What Peteyboy likes to do when Mama is gone is get up into a tree and watch down the road to see is she coming back yet. You can't fault him for this because he's young and little kids do a lot of worrying. So when I got home that's where he was, with his bike lying on the ground like he had leaned it up against the tree but maybe the tree kicked it away. I dropped my bike into the grass and climbed up onto his branch. At first we didn't say anything, but we just sat there with our thoughts. Peteyboy had Mama's old tape recorder in his lap and some big muffy headphones on his ears. I could tell he wasn't listening to anything because the little wheels inside the tape recorder weren't moving. He just likes to have things over his ears.

It was nice and quiet up there in the tree, with no horns honking or other street-type noises to bother us, and I got to thinking about my Grandpère who was Mama's grandfather before he died and who used to live down the road from us when we still had our old house.

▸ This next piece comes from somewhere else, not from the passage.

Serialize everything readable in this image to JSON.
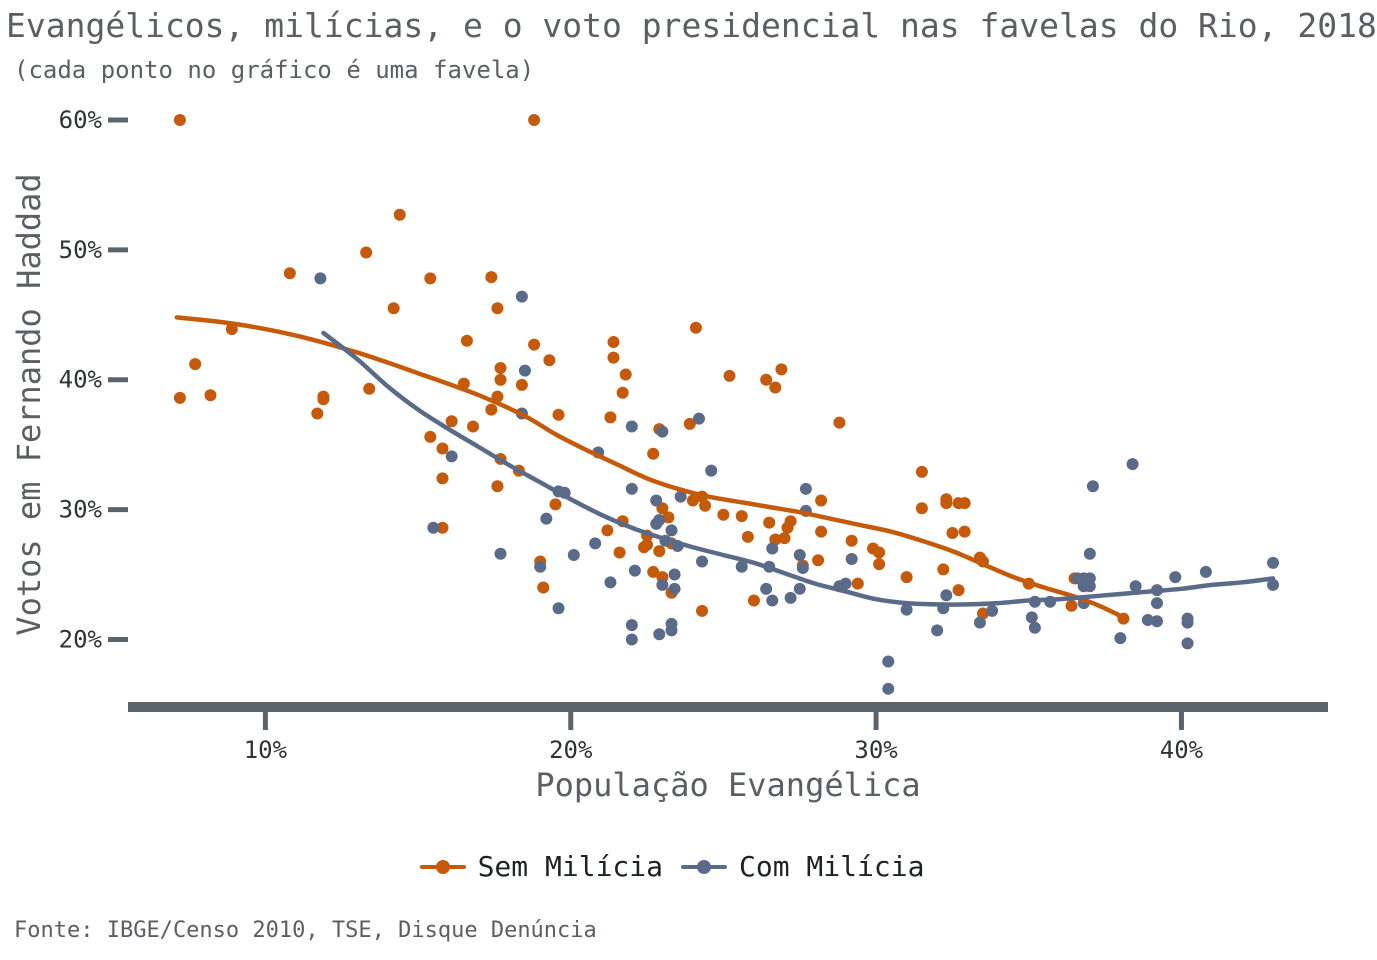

He lived there with Grandmère. Even after she passed on, you could tell it was her house. I mean there was the usual old lady stuff like plates hanging on the wall that you don't eat off of, but besides that. What she is like is the lady in the portrait that you see in cartoons, you know? Like when there's a portrait on the wall in some old creepy mansion and some teenagers are exploring the house and they split up and you see the eyes in the portrait following them down the hall. That's what her house was like, only without the portrait. Just the eyes.

Grandpère liked to keep in contact with her when he could. He learned all about a thing called EVP, electronic voice phenomenon, and how even Thomas Edison thought he'd invented a machine that could record voices from the next world. He set up a cassette recorder on the dining room table and every night before he went to bed he hit record, and then in the morning he would listen and see what he got. A few of the tapes were duds. But he found some little thing on most of them, either a hello or a darlin' or a just fine and then he labeled them and filed them in a shoe box and stacked all the shoeboxes in his closet. After he died, Mama brought all the shoeboxes home to our house because she said even if the old man was crazy as shit, how could you throw that stuff away? So there they are, stacked up in the shabby shack with all Mama's other stuff. Ghost tapes.

Sometimes Mama pulls out a tape and puts it on when she's working, so you come into the shack and there she is with her big man's shirt on over her clothes, just painting and listening to silence.